The Edgar Broughton Band was on the same Harvest/EMI label as Deep Purple and supported us once or twice at concerts as an opening act. I was witness to a conversation between Edgar and the promoters, Avram Marcel and Marek Lieberberg of Mama Concerts, in the production office prior to one of those shows.

Edgar was on a rant, demanding that music should be free and accusing Marcel and Avram of being exploitative capitalist pigs. It did not make a scrap of sense but on and on he went, until Marek pointed to his watch and said, 'That's all very well Edgar, but you're on in five minutes.'

'OK' said Edgar, 'but we haven't been paid yet; it says in my contract we get paid before the show.'

'But you said all music should be free.' Smiled the promoters in unison.

'Well, obviously that doesn't apply to me.' Spluttered an outraged Broughton.

At another point in that long tour which started in July 1970 we played The Neue Universität in Hiedelberg.
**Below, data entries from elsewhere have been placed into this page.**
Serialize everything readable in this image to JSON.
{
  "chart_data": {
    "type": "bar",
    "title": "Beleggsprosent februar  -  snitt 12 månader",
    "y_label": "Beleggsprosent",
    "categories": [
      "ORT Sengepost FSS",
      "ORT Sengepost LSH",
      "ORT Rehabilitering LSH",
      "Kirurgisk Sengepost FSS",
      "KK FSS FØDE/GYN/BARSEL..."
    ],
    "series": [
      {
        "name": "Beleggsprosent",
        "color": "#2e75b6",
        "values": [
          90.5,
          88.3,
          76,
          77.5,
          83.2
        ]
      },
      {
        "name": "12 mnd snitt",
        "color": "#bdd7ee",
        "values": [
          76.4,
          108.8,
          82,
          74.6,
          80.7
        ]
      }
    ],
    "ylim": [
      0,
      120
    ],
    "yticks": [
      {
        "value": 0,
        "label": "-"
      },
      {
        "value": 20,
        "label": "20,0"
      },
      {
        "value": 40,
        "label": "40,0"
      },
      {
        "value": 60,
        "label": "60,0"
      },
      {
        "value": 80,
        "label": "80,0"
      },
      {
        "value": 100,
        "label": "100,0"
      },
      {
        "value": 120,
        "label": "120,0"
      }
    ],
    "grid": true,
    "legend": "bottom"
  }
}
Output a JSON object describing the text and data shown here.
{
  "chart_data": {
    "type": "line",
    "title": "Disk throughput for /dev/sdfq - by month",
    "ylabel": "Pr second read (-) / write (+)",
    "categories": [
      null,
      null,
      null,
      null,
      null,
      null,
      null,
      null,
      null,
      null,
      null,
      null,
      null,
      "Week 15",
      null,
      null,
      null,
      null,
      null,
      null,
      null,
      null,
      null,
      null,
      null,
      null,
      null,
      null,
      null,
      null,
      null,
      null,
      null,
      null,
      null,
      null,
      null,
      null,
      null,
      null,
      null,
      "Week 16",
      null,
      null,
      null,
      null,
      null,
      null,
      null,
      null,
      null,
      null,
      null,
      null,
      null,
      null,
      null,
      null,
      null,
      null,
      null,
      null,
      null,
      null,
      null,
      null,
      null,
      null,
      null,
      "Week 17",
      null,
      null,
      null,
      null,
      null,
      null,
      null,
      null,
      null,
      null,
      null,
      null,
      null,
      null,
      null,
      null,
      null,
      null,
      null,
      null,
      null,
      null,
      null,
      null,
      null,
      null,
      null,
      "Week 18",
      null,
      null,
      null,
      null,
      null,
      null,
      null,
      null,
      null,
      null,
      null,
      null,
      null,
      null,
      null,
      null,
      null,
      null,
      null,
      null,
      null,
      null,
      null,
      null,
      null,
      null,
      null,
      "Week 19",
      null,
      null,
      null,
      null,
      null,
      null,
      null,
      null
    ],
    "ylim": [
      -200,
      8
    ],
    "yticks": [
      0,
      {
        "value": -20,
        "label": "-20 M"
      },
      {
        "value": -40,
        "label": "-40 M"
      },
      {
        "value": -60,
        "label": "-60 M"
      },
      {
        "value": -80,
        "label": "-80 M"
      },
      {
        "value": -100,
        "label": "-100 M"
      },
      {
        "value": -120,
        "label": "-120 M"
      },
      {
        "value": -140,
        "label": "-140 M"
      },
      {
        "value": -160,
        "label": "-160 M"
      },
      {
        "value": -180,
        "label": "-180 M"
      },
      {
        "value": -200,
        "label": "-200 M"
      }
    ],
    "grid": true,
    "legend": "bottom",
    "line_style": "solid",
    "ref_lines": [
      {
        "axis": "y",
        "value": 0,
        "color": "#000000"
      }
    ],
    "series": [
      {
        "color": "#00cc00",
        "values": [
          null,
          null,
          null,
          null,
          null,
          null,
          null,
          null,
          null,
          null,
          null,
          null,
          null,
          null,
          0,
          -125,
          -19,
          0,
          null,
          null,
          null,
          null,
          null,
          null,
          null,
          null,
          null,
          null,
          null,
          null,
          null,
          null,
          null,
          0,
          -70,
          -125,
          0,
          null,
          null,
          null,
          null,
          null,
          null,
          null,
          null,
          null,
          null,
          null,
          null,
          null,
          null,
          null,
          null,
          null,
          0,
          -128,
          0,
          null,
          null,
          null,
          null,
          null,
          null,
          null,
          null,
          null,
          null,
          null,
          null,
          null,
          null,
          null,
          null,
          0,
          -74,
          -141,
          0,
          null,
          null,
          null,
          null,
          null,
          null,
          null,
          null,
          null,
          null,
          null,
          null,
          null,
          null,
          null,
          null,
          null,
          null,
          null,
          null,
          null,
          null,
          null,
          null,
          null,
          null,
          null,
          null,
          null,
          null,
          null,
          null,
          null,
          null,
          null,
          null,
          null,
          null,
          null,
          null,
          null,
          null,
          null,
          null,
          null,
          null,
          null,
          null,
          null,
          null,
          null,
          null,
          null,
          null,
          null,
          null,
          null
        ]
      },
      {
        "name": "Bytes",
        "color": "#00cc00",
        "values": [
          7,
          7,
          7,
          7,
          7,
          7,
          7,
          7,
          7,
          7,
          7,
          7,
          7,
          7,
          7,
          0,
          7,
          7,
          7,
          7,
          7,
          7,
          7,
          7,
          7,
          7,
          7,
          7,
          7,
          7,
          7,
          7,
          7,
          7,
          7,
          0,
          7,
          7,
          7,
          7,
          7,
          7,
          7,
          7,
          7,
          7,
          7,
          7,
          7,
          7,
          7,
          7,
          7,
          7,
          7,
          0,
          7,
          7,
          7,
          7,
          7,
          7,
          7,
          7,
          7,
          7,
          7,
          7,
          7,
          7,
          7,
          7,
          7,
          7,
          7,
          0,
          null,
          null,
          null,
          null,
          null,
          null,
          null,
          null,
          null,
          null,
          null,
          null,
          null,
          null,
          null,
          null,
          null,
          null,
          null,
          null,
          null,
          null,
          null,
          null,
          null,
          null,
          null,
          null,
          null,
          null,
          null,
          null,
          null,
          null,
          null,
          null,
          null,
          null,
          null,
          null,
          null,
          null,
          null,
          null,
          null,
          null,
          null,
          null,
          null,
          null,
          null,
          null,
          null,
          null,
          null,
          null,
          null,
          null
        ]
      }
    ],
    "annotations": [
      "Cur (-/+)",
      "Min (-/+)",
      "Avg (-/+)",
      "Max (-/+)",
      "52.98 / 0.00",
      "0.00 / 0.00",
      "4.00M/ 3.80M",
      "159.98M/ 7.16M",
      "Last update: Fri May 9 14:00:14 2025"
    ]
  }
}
The show was good with a lovely audience, but afterwards a rabid hate-mob attacked the venue, scaring off all the security guards as well as the kids and leaving us, the group, stranded in an upstairs dressing room. We built a barricade on the stairs and broke up furniture to give us some chair legs for protection.

Then they came - quite a lot of them - charging up the stone steps until they turned the corner and saw the barricade and us standing behind it, laughing at them. There was a stand-off for a few seconds until they got their mojo back, began roaring again and were about to charge, started raining. Indoors. They stopped - puzzled - and looked up to see one of our roadies, Mick Angus, who had climbed another flight of stairs and was letting loose an impressive parabola of piss on their heads. They retreated without a word.

Police everywhere should note that you do not actually need water cannon to break up a riot.

So, during the winter solstice, I will raise a glass to all the promoters for whom it has been my privilege to work. These are the guys who make huge investments and sometimes make terrible losses, in order to keep live music on the road and on our doorsteps.

And of course, to you Dear Friends, who have really kept us going for the last four centuries.